Made in Italy, l’export resiste nonostante gli scenari di guerra

Made in Italy, l’export resiste nonostante gli scenari di guerra

L’Italia delle filiere è pronta a competere con i grandi colossi dell’industria globale. Perché è vero che l’economia del nostro Paese si fonda soprattutto sulle medie, piccole e piccolissime imprese, ma è altrettanto vero che i settori più competitivi del made in Italy sono quelli in cui le aziende si mettono a sistema, dando vita a eccellenze produttive che fanno dell’Italia uno dei principali esportatori mondiali, con 625 miliardi di euro di export raggiunti nel 2023, il 30% in più di quanto realizzato nel 2019.

Cresce l’avanzo commerciale

Nonostante tutto quello che è accaduto in questi anni (pandemia, guerre, choc energetici e rottura delle catene di fornitura), le imprese italiane hanno dimostrato una capacità di reazione che ha permesso al Paese, fanalino di coda nella crescita Ue prima del Covid, di tenere meglio degli altri big europei nel difficile contesto economico attuale, grazie soprattutto al contributo delle esportazioni. «Nonostante i venti di guerra, quest’anno ci sono i presupposti per raggiungere i 100 miliardi di avanzo positivo della bilancia commerciale – ha detto il direttore del Sole 24 Ore, Fabio Tamburini, aprendo i lavori del Quinto Made in Italy Summit del Sole 24 Ore, Financial Times e Sky tg24 -. Un risultato non scontato, se si pensa che solo 15 anni fa il saldo era negativo.
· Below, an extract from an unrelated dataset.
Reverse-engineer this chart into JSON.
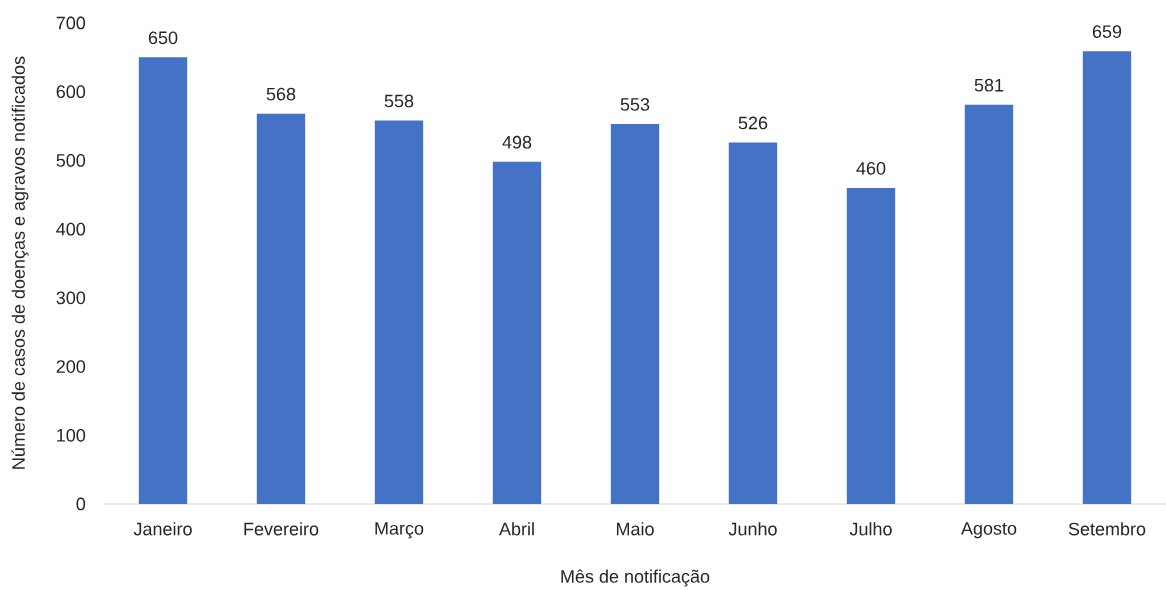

E c’è ancora un enorme potenziale da sviluppare, trasversale a tutti i settori».

Un potenziale che necessita, per essere alimentato, di forti investimenti in innovazione e di questo si è parlato nella prima giornata di lavori del Summit, a cui hanno partecipato in collegamento 9.400 persone.
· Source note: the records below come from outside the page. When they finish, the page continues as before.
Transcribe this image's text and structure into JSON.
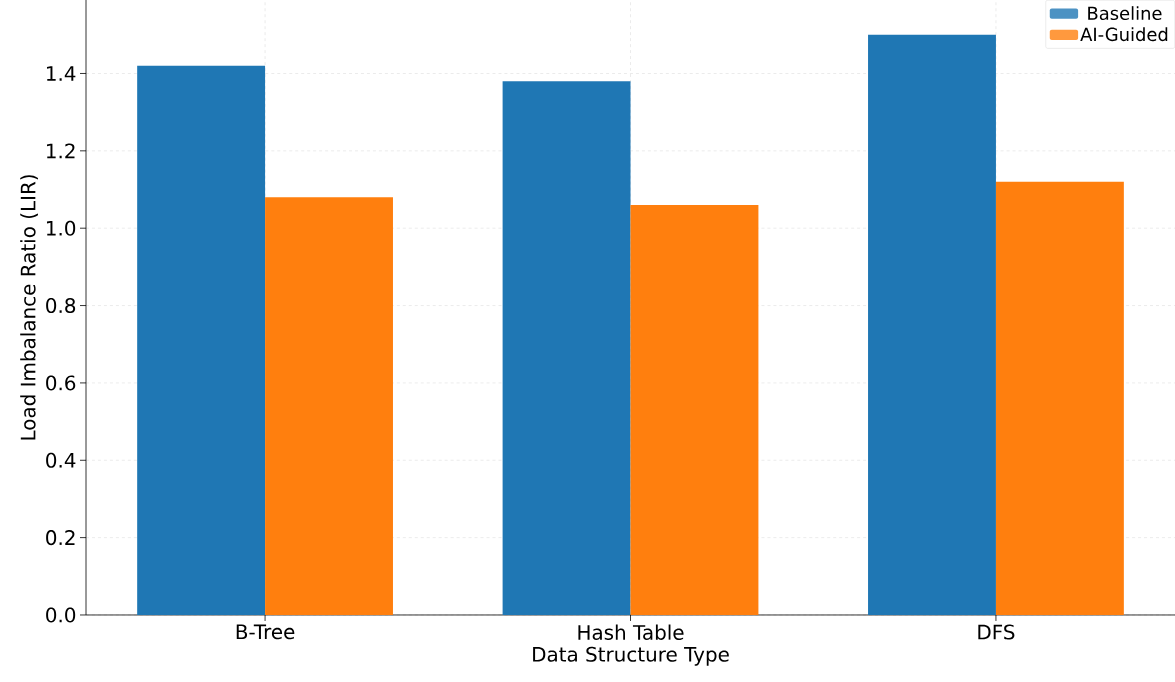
{
  "chart_data": {
    "type": "bar",
    "xlabel": "Data Structure Type",
    "ylabel": "Load Imbalance Ratio (LIR)",
    "categories": [
      "B-Tree",
      "Hash Table",
      "DFS"
    ],
    "series": [
      {
        "name": "Baseline",
        "color": "#1f77b4",
        "values": [
          1.42,
          1.38,
          1.5
        ]
      },
      {
        "name": "AI-Guided",
        "color": "#ff7f0e",
        "values": [
          1.08,
          1.06,
          1.12
        ]
      }
    ],
    "ylim": [
      0,
      1.59
    ],
    "yticks": [
      {
        "value": 0,
        "label": "0.0"
      },
      0.2,
      0.4,
      0.6,
      0.8,
      {
        "value": 1,
        "label": "1.0"
      },
      1.2,
      1.4
    ],
    "grid": true,
    "legend": "top right"
  }
}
All’avvio della giornata, Roula Khalaf, direttrice del Financial Times, ha ricordato che quella attuale è una fase «decisiva per il made in Italy, nel contesto di un dibattito europeo che, grazie al documento sulla competitività della Ue presentato da Mario Draghi, ha raggiunto un livello di visione maggiore. L’Italia è nella posizione ideale per partecipare a questo dibattito». Per Giuseppe De Bellis, direttore di Sky TG24, è fondamentale «unire il digitale alla manifattura. E in quetso contesto credo ci siano interessanti opportunità anche per i giovani, che forse oggi hanno meno possibilità, rispetto alla mia generazione, di diventare grandi manager, ma hanno più opportunità di diventare grandi imprenditori, se hanno un’idea giusta».

Investire per riguadagnare quote di mercato

Il contesto di riferimento è stato delineato da Roberto Giovannini, partner KPMG: «Il valore del made in Italy è cresciuto a partire dagli anni 50 fino al 2008, quando ha raggiunto il picco di 2.400 miliardi di euro, poi l’Italia ha perso quote di mercato, come Europa e Usa, a favore di competitor come la Cina». Per riguadagnare posizioni a livello globale, secondo Giovannini, bisognerebbe «smettere di parlare di resilienza e resistenza e parlare invece di visione e ambizione». Andare oltre il Pnrr, dunque e, sul modello di quanto fanno Paesi come l’India, la Cina o i Paesi del Golfo, reinventarsi e progettare piani industriali di lungo termine, definendo le sfide, scegliendo e quantificando gli obiettivi e le priorità, quindi su quali settori puntare e investire le poche risorse a disposizione.